Одним из наиболее очевидных свидетельств реакции агиографической традиции на внерелигиозный социальный и культурный контекст является формирование агиографической практики репрезентации святого-короля, получившей широкое распространение сначала в меровингской Галлии, а затем, по мере христианизации, в периферийных регионах латинской Европы. Актуализированная в королевской А.и тема власти и происхождения, их статуса в системе христианских ценностей так или иначе пронизывает всю средневековую. А.ю. В частности, исследователи усматривают влияние дохристианских представлений о власти в факте доминирования фигуры т.н. «знатного святого» в раннесредневековой А.и. Интегрирующие функции носителя власти и его стихийная сакрализация проявляются и в агиографическом образе святого епископа, выполняющего роль своего рода символа самоидентификации того или иного сообщества. Влияние аристократических ценностей средневекового общества можно обнаружить и в значимости топоса благородного происхождения, перерастающего в агиографический мотив добровольного отказа от власти и могущества. Необходимо отметить, однако, что традиционные и вообще светские этические концепты не включались в ткань агиографического текста автоматически, но подвергались более или менее осознанной интерпретации в категориях религиозного дискурса.

В целом к X в. сложилась достаточно устойчивая система правил написания агиографических текстов, включающая стабильный набор тем, топосов, риторических приемов, концептуальных построений и типических моделей святых. Наряду с собственно житием, формируются особые типы агиографических повествований - рассказы о чудесах святых и перенесении их останков (miracula и translationes). Как и жития, эти сочинения сопровождали процедуру формального учреждения культа и способствовали его пропаганде и укоренению. Из центральных регионов латинской Европы (Италия, франкские земли) единые принципы идеологического и риторического моделирования образа святого распространялись и на ее периферию. В частности, римско-франкская модель в течение VIII- IX вв. вытеснила в англосаксонской Британии предшествовавшую агиографическую традицию, которая находилась под влиянием восточно-христианской А.и и оперировала предлагаемыми той моделями монашеской аскезы и харизматической святости. В этот период сложились и характерные для средневековья региональные особенности А.и. В средиземноморской Европе наиболее распространенным становится агиографический тип святого аскета и харизматика, в заальпийских регионах - тип святого подвижника, наделенного властными функциями. В северной Европе англосаксонская и позже скандинавская А.я широко испол ьзовала темы и образы традиционной германской мифологии; влияние местной литературной традиции было особенно велико в сочинениях, написанных на народных языках.
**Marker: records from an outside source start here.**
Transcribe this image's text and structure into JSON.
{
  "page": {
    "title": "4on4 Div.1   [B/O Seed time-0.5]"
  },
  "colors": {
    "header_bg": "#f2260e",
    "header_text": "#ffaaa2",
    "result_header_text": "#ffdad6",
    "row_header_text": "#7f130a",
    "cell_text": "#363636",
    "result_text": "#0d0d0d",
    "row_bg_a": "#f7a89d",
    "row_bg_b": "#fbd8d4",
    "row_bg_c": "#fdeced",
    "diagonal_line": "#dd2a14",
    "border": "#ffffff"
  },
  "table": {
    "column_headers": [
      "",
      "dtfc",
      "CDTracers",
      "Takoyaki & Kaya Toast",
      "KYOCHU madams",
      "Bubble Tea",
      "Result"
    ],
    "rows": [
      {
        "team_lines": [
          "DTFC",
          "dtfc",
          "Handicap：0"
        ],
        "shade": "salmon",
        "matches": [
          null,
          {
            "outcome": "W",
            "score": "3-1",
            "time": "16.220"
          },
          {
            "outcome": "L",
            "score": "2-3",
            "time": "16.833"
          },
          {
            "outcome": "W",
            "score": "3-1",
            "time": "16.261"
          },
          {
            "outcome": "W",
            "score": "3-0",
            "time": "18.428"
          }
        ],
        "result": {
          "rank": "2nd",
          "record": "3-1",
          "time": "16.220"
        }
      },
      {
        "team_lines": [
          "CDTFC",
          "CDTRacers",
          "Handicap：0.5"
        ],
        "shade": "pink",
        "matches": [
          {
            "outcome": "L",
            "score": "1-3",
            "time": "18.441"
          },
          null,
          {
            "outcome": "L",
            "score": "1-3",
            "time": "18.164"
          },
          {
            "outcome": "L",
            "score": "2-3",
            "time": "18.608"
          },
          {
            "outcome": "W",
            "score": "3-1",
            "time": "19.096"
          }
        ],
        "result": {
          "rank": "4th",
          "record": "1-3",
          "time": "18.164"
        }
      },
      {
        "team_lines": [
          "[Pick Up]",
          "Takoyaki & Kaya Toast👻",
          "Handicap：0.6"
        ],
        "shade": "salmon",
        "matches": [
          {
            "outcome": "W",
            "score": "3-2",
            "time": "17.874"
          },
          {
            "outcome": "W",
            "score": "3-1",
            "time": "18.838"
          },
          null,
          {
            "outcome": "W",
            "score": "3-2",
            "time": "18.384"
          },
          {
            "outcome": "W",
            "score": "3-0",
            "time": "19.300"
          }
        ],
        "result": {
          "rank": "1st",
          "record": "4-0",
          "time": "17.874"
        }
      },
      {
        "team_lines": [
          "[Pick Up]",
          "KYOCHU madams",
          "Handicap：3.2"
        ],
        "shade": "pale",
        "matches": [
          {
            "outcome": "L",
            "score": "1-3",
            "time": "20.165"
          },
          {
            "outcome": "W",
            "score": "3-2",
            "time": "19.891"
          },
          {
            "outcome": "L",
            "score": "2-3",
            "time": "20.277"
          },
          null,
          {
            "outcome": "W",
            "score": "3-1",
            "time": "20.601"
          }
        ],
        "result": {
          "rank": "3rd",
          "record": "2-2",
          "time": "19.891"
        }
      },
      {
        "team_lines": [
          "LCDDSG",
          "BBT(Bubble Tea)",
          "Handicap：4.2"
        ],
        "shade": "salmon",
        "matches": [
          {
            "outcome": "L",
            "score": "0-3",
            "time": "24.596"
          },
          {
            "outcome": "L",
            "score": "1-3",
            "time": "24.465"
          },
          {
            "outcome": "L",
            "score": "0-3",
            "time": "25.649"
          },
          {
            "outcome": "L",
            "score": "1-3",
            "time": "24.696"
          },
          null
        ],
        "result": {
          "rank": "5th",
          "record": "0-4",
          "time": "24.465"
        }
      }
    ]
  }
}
При всей устойчивости моделей святости и риторических приемов, А.я высокого и позднего средневековья отразила важнейшие сдвиги в сфере религиозного сознания и духовной жизни. Они нашли выражение как в появлении новых типов святых и концепций святости, так и во включении новых мотивов в рамки репрезентации традиционных агиографических моделей (такие смысловые сдвиги особенно заметны в циклах текстов, посвященных одному святому, создаваемых на протяжении столетий). Среди значительных новшеств высокого средневековья можно отметить возникновение в клюнийской А.и X в. образа святого мирянина, святость которого допускала его пребывание в миру, однако описывалась через систему традиционных добродетелей монашеской аскезы (житие графа Геральда из Орийяка, написанное Одоном Клюнийским). Эпоха григорианской реформы приносит ряд других существенных изменений. Во-первых, актуализируется тема мученичества, которое в образе епископа Кентерберийского Фомы Бекета приобретает смысл мученической гибели за церковную реформу в противостоянии произволу светского владыки. Во-вторых, впервые в рамках агиографических текстов, пока только королевской А.и, разрабатывается возможность уподобления религиозному служению собственно мирской деятельности (вданном случае -деятельности правителя, Карла Великого, Кнута Лаврда и др.). В-третьих, под влиянием цистерцианской реформы усиливается «психологизм» репрезентации образа святого, фокус изображения с дел и достоинств святого переносится на характеристику его интенций. Более динамичной становится и картина пути становления святого; изначальная заданность его специфических качеств сменяется попыткой представить святость как результат личных усилий.

Настоящим переворотом в развитии жанра становится А.я нищенствующих орденов, прежде всего францисканцев и доминиканцев. Развернутая в ней концепция святости в значительной степени опровергала предшествующую традицию совмещения образцовой религиозности и клерикального статуса. В этой модели т.н. «новой святости» пребывание в миру и активное участие в реальных проблемах повседневной жизни не являлось препятствием исключительной личной религиозности. В свою очередь реальное совершенствование мирской жизни, просвещение и помощь наиболее обездоленным толковались как истинное подражание Христу и исполнение его заповедей. Одно из главных мест во францисканской А.и было отведено концепции бедности, смысловое наполнение которой вышло за рамки традиционной формальной характеристики аскетической жизни и приобрело полноценное эсхатологическое звучание. А.я позднего средневековья сместила центр своего интереса с фигуры святого мужа на фигуру святой женщины. Типические черты «женской святости» получают свою полноценную разработку именно в этот период. Новизна концептуальных построений в целом не разрушала и не отрицала всю предшествующую традицию. Агиографические модели позднего средневековья широко использовали традиционные агиографические топосы, языки образный тезаурус. Вместе с тем появление новых и новаторских в концептуальном отношении сочинений не вытесняло вполне традиционных, привычных текстов, которые составляли преобладающую часть находившейся в обиходе агиографической продукции.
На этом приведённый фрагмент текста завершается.